EU EL-REI faço saber aos que este Alvará virem que no Conselho de minha Fazenda se contratou a renda do sabão preto deste Reino e partes ultramarinas delle, a Martim Moreira, por tempo de dous annos, que começaram a 27 dias do mez de Setembro do anuno de 1641, em Preço e quantia de dous contos e dozentos mil réis em cada um delles, alem do um por cento da Obra Pia, e dous por milheiro, e ordinarias que se costumam pagar na dita renda: E conforme ao contracto della, fez traspasso da dita renda em Sebastião Ribeiro de Teives, que outro sim traspassou logo o que se havia de gastar nas partes do Brazil em Ignacio de Azevedo, a quem para o meneio e despesa do dito sabão é necessario pôr Feitores e Recebedores e mais Officiaes que forem necessarios nas ditas partes:

Pelo que mando ao Governador dellas, e ao Provedor de minha Fazenda, e Ouvidor Geral, e mais Justiças, dos logares do dito Estado do Brazil, que a todos os Feitores, Recebedores, e mais Officiaes, que o dito Ignacio de Azevedo provêr para beneficio e venda do dito Sabão, lhe cumram e façam cumprir os mandados que para isso passar, ou lhe passem outros, conforme as condições do dito contracto, e lhes dêem e façam dar toda ajuda e favor que cumprir e fôr necessario para a venda e beneficio do dito sabão; e que nenhuma Camara dos ditos Logares, nem Oficiaes della, se entremettam no preço do dito sabão, nem em posturas delle, nem façam nenhuma condemnação a quem o vender, sob pena de eu proceder como houver por bem — o que todos cumprirão, por convir a meu serviço e boa administração de minha Fazenda — e este se passou por duas vias, de que esta é a segunda. que se cumprirá, com certidão do Escrivão do novo direito de como se pagou delle o que se dever: e sem a dita certidão não terà effeito. 

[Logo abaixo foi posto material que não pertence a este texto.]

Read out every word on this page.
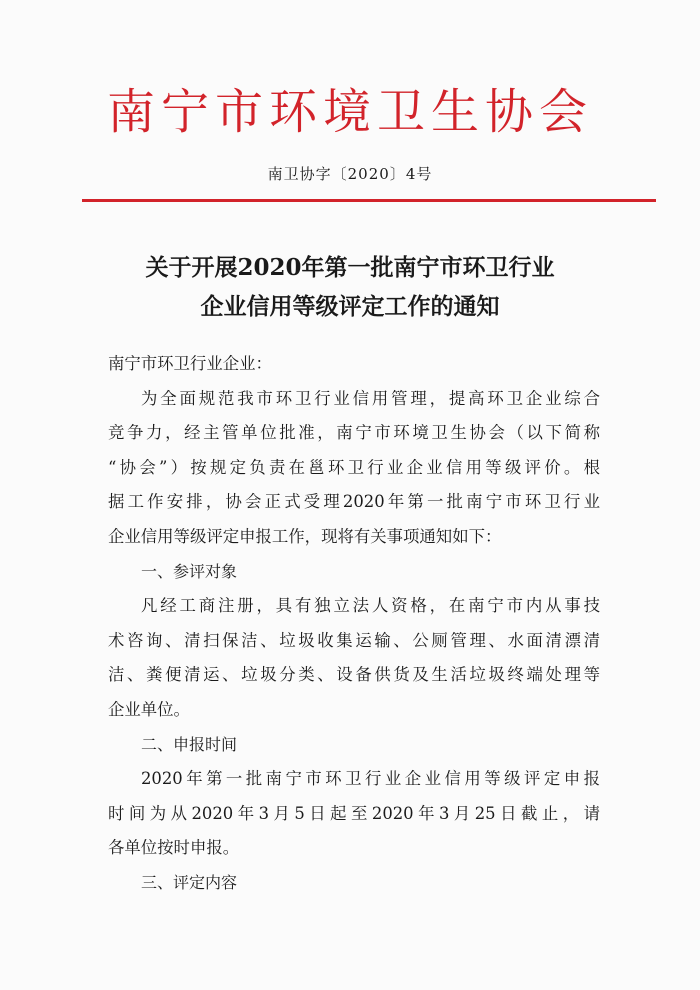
南宁市环境卫生协会
南卫协字〔2020〕4号
关于开展2020年第一批南宁市环卫行业
企业信用等级评定工作的通知
南宁市环卫行业企业：
为全面规范我市环卫行业信用管理，提高环卫企业综合
竞争力，经主管单位批准，南宁市环境卫生协会（以下简称
“协会”）按规定负责在邕环卫行业企业信用等级评价。根
据工作安排，协会正式受理2020年第一批南宁市环卫行业
企业信用等级评定申报工作，现将有关事项通知如下：
一、参评对象
凡经工商注册，具有独立法人资格，在南宁市内从事技
术咨询、清扫保洁、垃圾收集运输、公厕管理、水面清漂清
洁、粪便清运、垃圾分类、设备供货及生活垃圾终端处理等
企业单位。
二、申报时间
2020年第一批南宁市环卫行业企业信用等级评定申报
时间为从2020年3月5日起至2020年3月25日截止，请
各单位按时申报。
三、评定内容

Balthasar Ferreira o fez, em Lisboa, a 15 de Maio de 1643. Fernão Gomes da Gama o fez escrever. = REI.

Liv. XVI da Chancellaria fol. 66. 
Isto visto, fica claro que o sabão era uma fonte de renda para o Reino, por meio de contratos de estanco, pelo qual o contratante pagava uma renda para o Tesouro e ficava com o direito de fabricar e vender o sabão com exclusividade.

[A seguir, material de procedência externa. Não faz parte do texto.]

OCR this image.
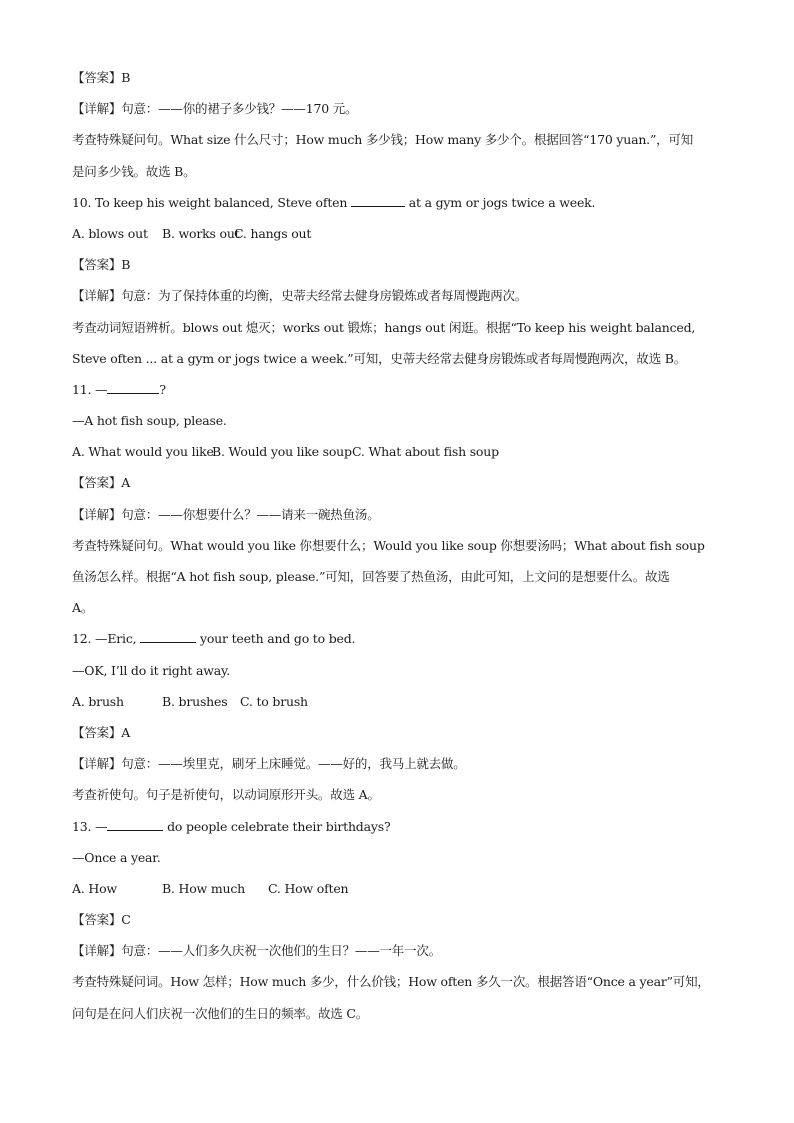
【答案】B
【详解】句意：——你的裙子多少钱？——170 元。
考查特殊疑问句。What size 什么尺寸；How much 多少钱；How many 多少个。根据回答“170 yuan.”，可知
是问多少钱。故选 B。
10. To keep his weight balanced, Steve often	at a gym or jogs twice a week.
A. blows out B. works outC. hangs out
【答案】B
【详解】句意：为了保持体重的均衡，史蒂夫经常去健身房锻炼或者每周慢跑两次。
考查动词短语辨析。blows out 熄灭；works out 锻炼；hangs out 闲逛。根据“To keep his weight balanced,
Steve often ... at a gym or jogs twice a week.”可知，史蒂夫经常去健身房锻炼或者每周慢跑两次，故选 B。
11. —	?
—A hot fish soup, please.
A. What would you likeB. Would you like soupC. What about fish soup
【答案】A
【详解】句意：——你想要什么？——请来一碗热鱼汤。
考查特殊疑问句。What would you like 你想要什么；Would you like soup 你想要汤吗；What about fish soup
鱼汤怎么样。根据“A hot fish soup, please.”可知，回答要了热鱼汤，由此可知，上文问的是想要什么。故选
A。
12. —Eric,	your teeth and go to bed.
—OK, I’ll do it right away.
A. brush	B. brushes C. to brush
【答案】A
【详解】句意：——埃里克，刷牙上床睡觉。——好的，我马上就去做。
考查祈使句。句子是祈使句，以动词原形开头。故选 A。
13. —	do people celebrate their birthdays?
—Once a year.
A. How	B. How much C. How often
【答案】C
【详解】句意：——人们多久庆祝一次他们的生日？——一年一次。
考查特殊疑问词。How 怎样；How much 多少，什么价钱；How often 多久一次。根据答语“Once a year”可知，
问句是在问人们庆祝一次他们的生日的频率。故选 C。
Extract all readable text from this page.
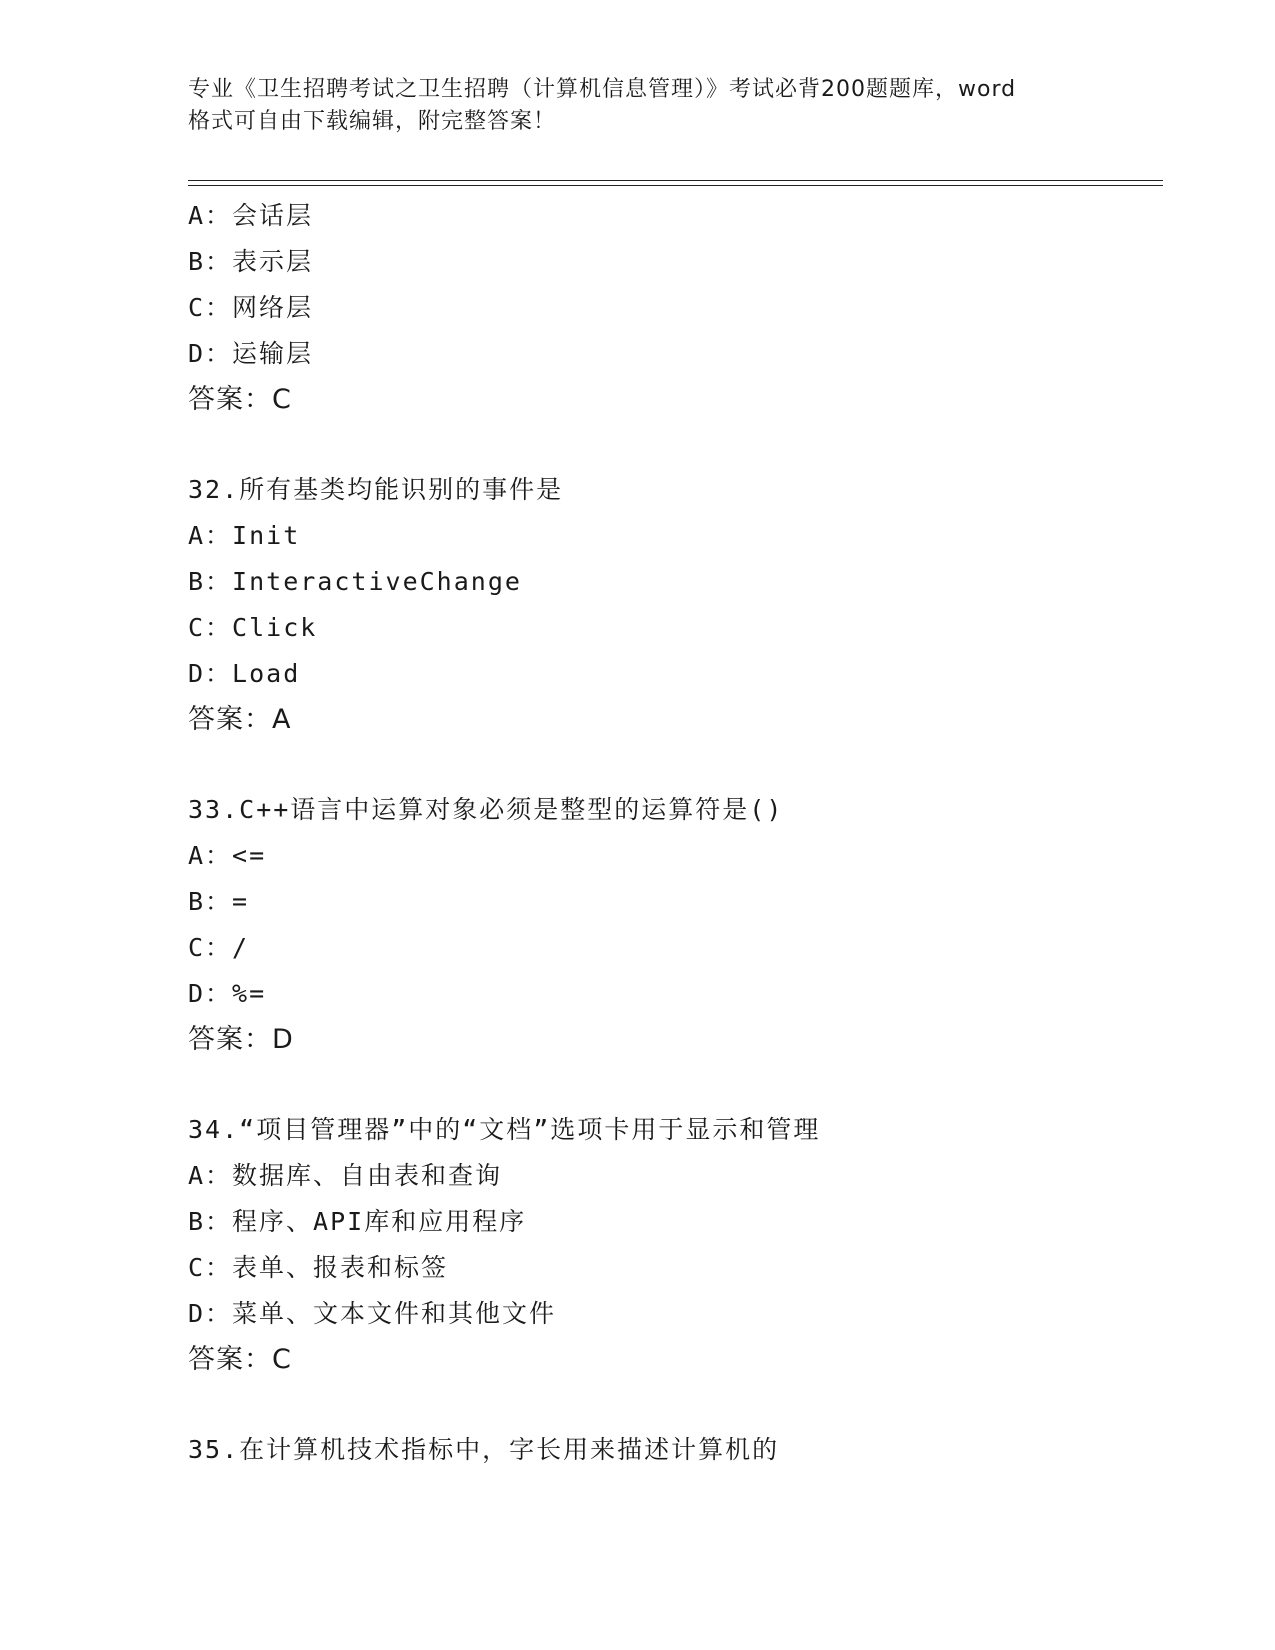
专业《卫生招聘考试之卫生招聘（计算机信息管理）》考试必背200题题库，word
格式可自由下载编辑，附完整答案！
A：会话层
B：表示层
C：网络层
D：运输层
答案：C
32.所有基类均能识别的事件是
A：Init
B：InteractiveChange
C：Click
D：Load
答案：A
33.C++语言中运算对象必须是整型的运算符是()
A：<=
B：=
C：/
D：%=
答案：D
34.“项目管理器”中的“文档”选项卡用于显示和管理
A：数据库、自由表和查询
B：程序、API库和应用程序
C：表单、报表和标签
D：菜单、文本文件和其他文件
答案：C
35.在计算机技术指标中，字长用来描述计算机的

Se o contratante resolvesse produzir sua mercadoria na península, por óbvio ficaria proibida a produção no Brasil, e vice versa. 

Nada a ver com uma decisão da Coroa Portuguesa contra o desenvolvimento das "partes do Brasil"... 

Fontes:

BRITO, Luiz Tenório de. Prometi. Aqui Estou. In Revista do Instituto Histórico e Geográfico de São Paulo, Volume LIX, paginas 59 a 70. 

SANTARÉM, 2º Visconde de (1791-1856). Memórias e Alguns Documentos para a História e Teoria das Côrtes Geraes. Parte II. Documentos - Alguns Documentos para servirem de provas à parte 2ª das Memorias para a Historia, e Theoria das Cortes Geraes, que em Portugal se celebrarão pelos tres Estados do Reino. Páginas 174 e 175. Lisboa: Impressão Régia, 1828. Disponível em www.governodosoutros.ics.ul.pt

LIMA, Heitor Ferreira (1905-1989). História do pensamento econômico no Brasil, página 71. São Paulo: Companhia Editora Nacional, 1976. 

SILVA, José Justino de Andrade e. Collecção Chronologica da Legislação Portugueza - 1640-1647. 2ª Série. Páginas 437 e438. Lisboa: Imprensa de J. J. A. Silva. Disponível em www.governodosoutros.ics.ul.pt
WIKIPEDIA. Sabão. Disponível em https://pt.wikipedia.org/wiki/Sabão. Acesso em 26.08.2018.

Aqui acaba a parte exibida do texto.